The photo from the passport application resembles the photo of her in the sailor type dress at a port. The very arched eyebrows, IIRC are not a comment feature in SAD. I wonder if there are times when they looked more like that, might be able to determine timeframe from them.
And the boy does look older in the “couch” photo, than in the photo with the older baby Maya.
They must have been at their wits’ end trying to create a family image with very little material.
And funny how even in Indonesia someone managed to at least take a few photos of baby Maya, mother SAD and even grandmother Madelyn, but in HI not one single photo of SAD and a baby Zero...
Another intersting factoid is that the Gilbertson film and FMD myth seems to have dissolved like mist in the rising morning sun.

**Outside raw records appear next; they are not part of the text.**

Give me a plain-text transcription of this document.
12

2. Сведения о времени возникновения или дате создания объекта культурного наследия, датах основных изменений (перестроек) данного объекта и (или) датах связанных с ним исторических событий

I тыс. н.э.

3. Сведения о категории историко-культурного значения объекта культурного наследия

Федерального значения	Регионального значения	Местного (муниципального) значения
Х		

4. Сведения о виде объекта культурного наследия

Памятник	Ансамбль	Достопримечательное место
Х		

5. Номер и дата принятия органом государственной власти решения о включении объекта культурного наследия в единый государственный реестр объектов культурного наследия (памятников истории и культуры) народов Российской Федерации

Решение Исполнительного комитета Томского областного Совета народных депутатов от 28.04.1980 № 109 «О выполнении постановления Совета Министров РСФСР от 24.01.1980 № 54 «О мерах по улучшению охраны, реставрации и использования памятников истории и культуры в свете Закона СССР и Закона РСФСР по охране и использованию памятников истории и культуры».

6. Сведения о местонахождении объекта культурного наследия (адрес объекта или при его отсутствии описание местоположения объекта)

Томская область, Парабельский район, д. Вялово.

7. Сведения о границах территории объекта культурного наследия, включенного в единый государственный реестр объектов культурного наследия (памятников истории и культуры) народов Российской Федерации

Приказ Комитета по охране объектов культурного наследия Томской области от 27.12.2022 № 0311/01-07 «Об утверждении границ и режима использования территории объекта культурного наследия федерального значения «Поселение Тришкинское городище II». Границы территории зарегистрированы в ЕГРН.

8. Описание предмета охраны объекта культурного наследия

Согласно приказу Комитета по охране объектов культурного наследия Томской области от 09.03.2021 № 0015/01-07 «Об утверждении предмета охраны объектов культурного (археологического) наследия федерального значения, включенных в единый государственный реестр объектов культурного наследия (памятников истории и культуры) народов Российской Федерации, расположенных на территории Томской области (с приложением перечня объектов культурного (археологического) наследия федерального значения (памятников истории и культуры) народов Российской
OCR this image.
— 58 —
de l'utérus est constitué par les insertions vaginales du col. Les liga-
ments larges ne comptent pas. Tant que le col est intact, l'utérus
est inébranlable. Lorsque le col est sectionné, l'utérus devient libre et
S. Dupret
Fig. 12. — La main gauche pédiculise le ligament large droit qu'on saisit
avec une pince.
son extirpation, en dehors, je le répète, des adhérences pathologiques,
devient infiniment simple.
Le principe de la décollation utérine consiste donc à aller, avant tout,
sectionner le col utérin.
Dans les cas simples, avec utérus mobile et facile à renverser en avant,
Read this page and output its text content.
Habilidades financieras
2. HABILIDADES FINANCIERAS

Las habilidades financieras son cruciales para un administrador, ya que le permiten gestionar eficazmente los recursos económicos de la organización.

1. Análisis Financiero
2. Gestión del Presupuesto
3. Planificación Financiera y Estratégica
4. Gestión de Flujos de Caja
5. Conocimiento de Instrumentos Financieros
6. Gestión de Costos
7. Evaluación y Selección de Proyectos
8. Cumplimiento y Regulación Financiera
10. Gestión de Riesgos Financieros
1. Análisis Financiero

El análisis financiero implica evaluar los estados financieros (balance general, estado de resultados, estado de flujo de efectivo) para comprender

One thing that might be wrong with the entire presentation is that it's possible they have used an image of SAD from an earlier time, before she was pregnant with Maya, and was still slim enough to wear a short tight dress as shown in the couch image.
Alternatively, what you see is her face only, and the body doesn't belong to her. When you compare Stanley Ann Dunham holding what appears to be a newborn, with the couch image, she appears to have returned to a slim youthful figure in a very short time. I'm more inclined to believe it's her face and not her body in that black dress.
And although Jerome Corsi gave space on WND to the story of the Joel Gilbert DVD, I was pleased to see Corsi comment that he personally didn't go along with the FMD-FATHER-THEORY, which hung on the identification of an (unidentified) Model whose images appeared in exotic magazines in 1958, as being Stanley Ann Dunham who would have been only sixteen and still in high school somewhere at the time. The entire scenario was grotesque.